Se um homem tomar uma mulher e se casar com ela, e se ela não for agradável aos seus olhos, por ter ele achado coisa indecente nela, e se ele escrever uma carta de divórcio e a entregar à mulher, e a mandar embora; e se ela, saindo da casa dele, for e se casar com outro homem; e se este passar a odiá-la, e escrever uma carta de divórcio e a entregar à mulher, e a mandar embora de sua casa ou se este último homem, que a tomou para si por mulher, vier a morrer, então o primeiro marido dessa mulher, que a mandou embora, não poderá casar-se de novo com ela, depois que foi contaminada, pois é abominação diante do Senhor. Assim, vocês não farão pecar a terra que o Senhor, seu Deus, lhes dá por herança. (Dt 24.1-4, NAA)
Outros textos no Antigo Testamento tratam do divórcio, contudo, esse é o mais específico. Fica bastante claro que esse texto não ordena a prática do divórcio nem tampouco a estimula. A lei reconhecia que o divórcio era permitido quando alguma “coisa indecente” fosse encontrada na mulher, mas não especifica o que seria isso. Wayne Grudem destaca que:
Este texto especifica apenas que uma mulher não pode voltar para seu primeiro marido nas seguintes circunstâncias:
1. Se ele se divorciar dela porque encontra “alguma indecência” nela, e
2. Se ela se casar com outro homem, e
3. Se esse segundo marido morre ou divorcia-se dela;
4. Então seu primeiro marido não pode se casar novamente. Podemos notar, no entanto, que a passagem pressupõe que, após o divórcio, a mulher tinha o direito de se casar com outra pessoa, e que o segundo casamento não era considerado adultério, mas, sim, um casamento legítimo: Ela “torna-se esposa de outro homem” (Dt. 24.2).
São essas regras sobre o divórcio que orientavam as principais escolas rabínicas nos dias de Jesus Cristo. As principais passagens do Novo Testamento nas quais Cristo discorre sobe a prática do divórcio têm como ponto de partida essa lei deuteronômica. A compreensão rabínica sobre o divórcio eram adaptações ou interpretações dessa Lei mosaica. A Mishná, por exemplo, destaca que:
A escola de Shammai diz: Um homem não pode se divorciar de sua esposa a menos que tenha encontrado falta de castidade nela. […] E a escola de Hillel diz […] [ele pode se divorciar dela] mesmo que ela estrague um prato para ele. […] Rabi Akiba diz, [ele pode se divorciar dela] mesmo se ele encontrar outra mais bela do que ela.

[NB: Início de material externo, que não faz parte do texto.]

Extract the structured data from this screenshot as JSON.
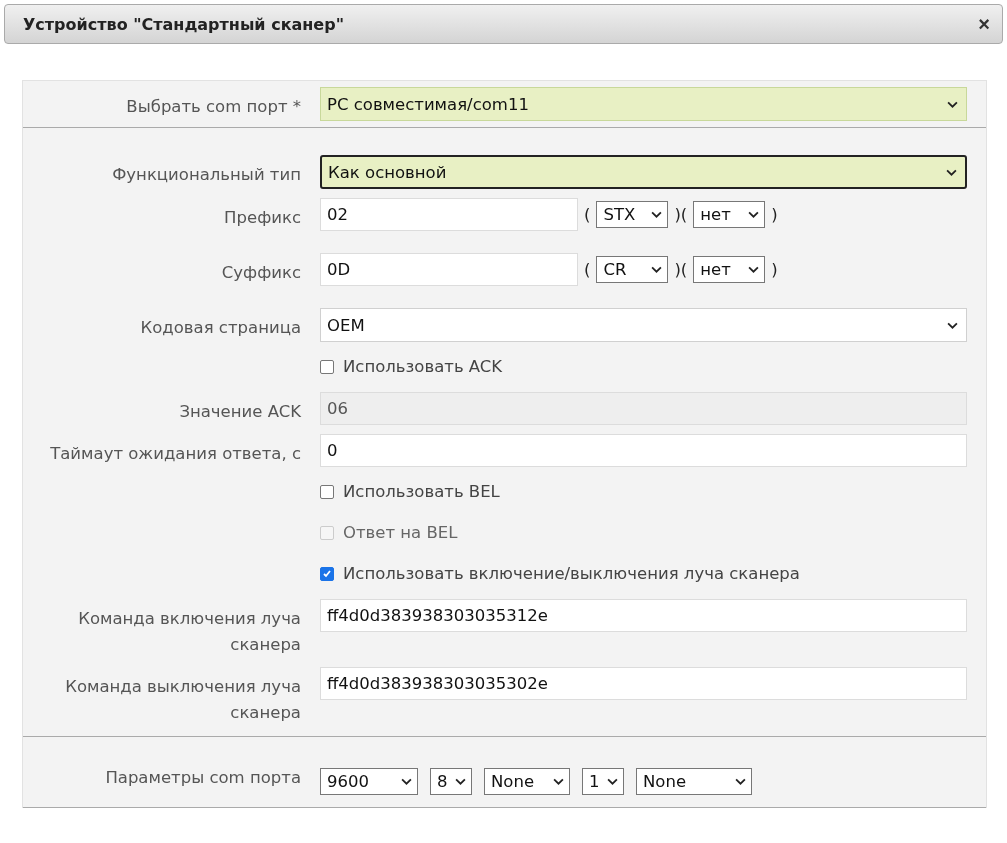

Observamos, portanto, nessa passagem bíblica que Jesus se opõe à concepção rabínica que permitia o divórcio por qualquer motivo. Como ficou demonstrado, a escola de Hillel via razão para o divórcio no caso de a esposa deixar a comida estragar; e em outros casos, como especifica a Mishná, o divórcio era justificado no caso de o homem encontrar outra mulher mais bonita do que a sua.
Diante desse conflito de interpretações, em que a prática do divórcio havia se tornado banalizada, foi que Jesus destacou o que, de fato, é o plano de Deus para o casamento. O seu entendimento sobre a indissolubilidade do casamento verbera o que os antigos profetas já haviam dito sobre o relacionamento entre um homem e uma mulher:
“Porque o Senhor Deus de Israel diz que aborrece o repúdio, e aquele que encobre a violência com o seu vestido, diz o Senhor dos Exércitos: portanto, guardai-vos em vosso espírito, e não sejais desleais.” (Ml 2.16).
Deus via o casamento como uma aliança feita entre um homem e uma mulher e como tal deveria ser levado a sério. (Gonçalves. José, Os Ataques Contra a Igreja de Cristo. As Sutilezas de Satanás neste Dias que Antecedem a Volta de Jesus Cristo. Editora CPAD. 1ª edição: 2022).
2- O divórcio no contexto do Novo Testamento.
A compreensão dessa passagem sobre o divórcio é complementada por outras Escrituras neotestamentárias, que também se relacionam com o assunto (Mt 5.32; Mc 10.2-12; e Lc 16.18). Jesus esclarece que o divórcio foi uma concessão feita por Moisés por causa da dureza dos corações, e não que tenha sido esse o propósito original de Deus para o casamento.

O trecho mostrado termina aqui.